AHIMA: MU especially challenging for rural hospitals
CHICAGO--Rural hospitals are struggling more than other facilities to achieve expected levels of Meaningful Use over the next few years, according to a panel of speakers at the American Health Information Management Association’s (AHIMA) 84th Annual Conference & Exhibition.
Quality reporting is the biggest concern in achieving Meaningful Use, said Ryan Sandefer, MA, chair of the health informatics and information management department at The College of St. Scholastica in Duluth, Minn., because there are 28 different data elements required to be captured in a structured format across six different information systems, “and it gets pretty complicated.”
Another reporting challenge is that, of the 28 different data elements, over half on the hospital side come from structured clinical documentation. “That’s a huge transition.” Hospitals not only have to get the systems implemented but they have to get the doctors on board for better documentation, he said.
The $500,000, 18-month project had four priorities: health information exchange, privacy and security, standardization and quality improvement efforts. Each participating facility was required to have core members to make up the project team with at least one member from HIM, IT, nursing, quality and a physician. They conducted a needs assessment and worked to establish a standardized process for electronic capture of clinical data, “the heart of project.”
SISU Medical Solutions in Duluth manages the IT infrastructure and skeleton EHR for 17 rural hospitals, including technical services, data services and consulting, explained Trina Lower, quality and health information services, Mercy Hospital and Health Center in Moose Lake, Minn.
Mercy started its EHR journey back in 1999 with the Y2K fear, Lower said. As of 2010, “we consider ourselves fully electronic.”

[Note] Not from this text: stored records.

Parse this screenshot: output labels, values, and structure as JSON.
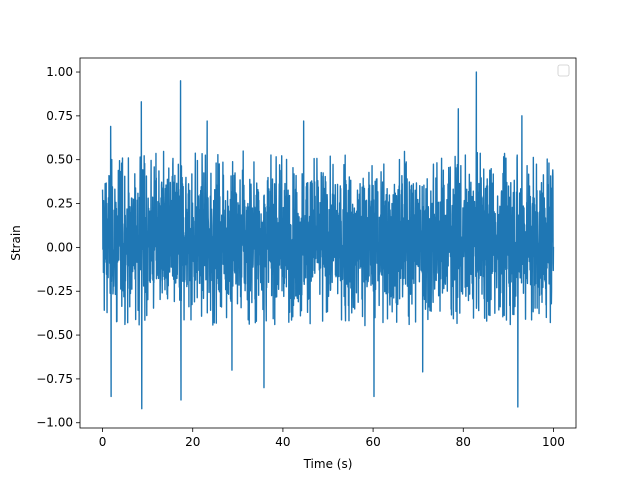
{
  "chart_data": {
    "type": "line",
    "title": "",
    "xlabel": "Time (s)",
    "ylabel": "Strain",
    "xlim": [
      -5,
      105
    ],
    "ylim": [
      -1.03,
      1.08
    ],
    "x_ticks": [
      0,
      20,
      40,
      60,
      80,
      100
    ],
    "x_tick_labels": [
      "0",
      "20",
      "40",
      "60",
      "80",
      "100"
    ],
    "y_ticks": [
      -1.0,
      -0.75,
      -0.5,
      -0.25,
      0.0,
      0.25,
      0.5,
      0.75,
      1.0
    ],
    "y_tick_labels": [
      "−1.00",
      "−0.75",
      "−0.50",
      "−0.25",
      "0.00",
      "0.25",
      "0.50",
      "0.75",
      "1.00"
    ],
    "grid": false,
    "legend": {
      "visible": true,
      "placement": "top-right",
      "entries": []
    },
    "series": [
      {
        "color": "#1f77b4",
        "x_range": [
          0,
          100
        ],
        "typical_band": [
          -0.45,
          0.55
        ],
        "extreme_points": [
          {
            "x": 1.8,
            "y": 0.69
          },
          {
            "x": 1.9,
            "y": -0.85
          },
          {
            "x": 8.6,
            "y": 0.83
          },
          {
            "x": 8.7,
            "y": -0.92
          },
          {
            "x": 17.3,
            "y": 0.95
          },
          {
            "x": 17.4,
            "y": -0.87
          },
          {
            "x": 23.2,
            "y": 0.72
          },
          {
            "x": 28.7,
            "y": -0.7
          },
          {
            "x": 35.8,
            "y": -0.8
          },
          {
            "x": 44.6,
            "y": 0.72
          },
          {
            "x": 60.2,
            "y": -0.85
          },
          {
            "x": 71.0,
            "y": -0.71
          },
          {
            "x": 78.9,
            "y": 0.79
          },
          {
            "x": 82.9,
            "y": 1.0
          },
          {
            "x": 92.1,
            "y": -0.91
          },
          {
            "x": 93.0,
            "y": 0.75
          }
        ]
      }
    ]
  }
}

Through documentation of the current environment, “we were surprised to find variation in data capture processes.” For example, there were numerous discrepancies around time measures. There were multiple places where that could be captured as well as many different definitions. Does a surgery start as soon as the patient enters the operating room? Does a patient’s care begin when he or she is received in the emergency department or when he or she goes through the registration process? Those differences could result in wide variation, she said.
The team decided which would be true reporting times and increased the number of discrete data fields and increased utilization of computerized physician order entry. The project team also developed a repeatable process for standardization of clinical data.
During the team’s data element evaluation, they wanted to take workflows and identify who can enter, revise and undo data by each element level, Lower said. There’s an assumption that just about anyone can do all three and “that’s not the case.” There were situations where physicians could enter and revise but can’t undo information. The team needed to define attributes, and drill down into every data elements. Those facilities still using paper records posed a particular challenge for the process.
There were other project challenges, Lower said. For example, many team members wear multiple hats, some participating facilities had staffing issues and changes; and software upgrades and other implementation schedules competed with the project’s timeline.
More answers were required for questions such as who would house and maintain the quality measures going forward, said Brooke Palkie, MA, also of the department of healthcare informatics and information management at St. Scholastica.
The team learned that the process was decentralized and managed by different departments at the participating facilities. “We tried to standardize as much as we could,” said Palkie. “Data capture is a natural byproduct of clinical workflows but we didn’t really consider clinical workflows. We found they are important to consider when going through this process.”
For example, the concept of clinical trials alone raised numerous questions. What does clinical trial mean? Any trial or only a trial that affects patients’ current care? “How are you going to standardize that across your organization?” Palkie said.
Another challenge for the project team was that nearly half of the clinical quality measures contained within the Meaningful Use program apply to CAHs only minimally, she said. For example, one CAH in Minnesota had just three stroke cases admitted as inpatients in fiscal 2012. “Most cases are transferred. It’s difficult to gain staff buy-in when volumes are so small.” Meaningful Use requires a lot of work for very small volumes so facilities must think about how to approach their staffs to sell the effort and educate them.
Speaking of education, Palkie said the major challenge was educating clinicians about software changes, including explaining why they are required to collect a bit of information that appears to be clinically irrelevant yet time-consuming. Meaningful Use project leaders need to think about what each measure is trying to accomplish and how it can transition to the electronic environment, Lower said.
The intent of the Meaningful Use legislation is to reward high-performing facilities, she said, but many. rural facilities don’t have a sufficient number of patients to accurately track. The Office of the National Coordinator of Health IT has “put out a call to save CAHs because they don’t have the capability to do attestation and are struggling with quality measures.”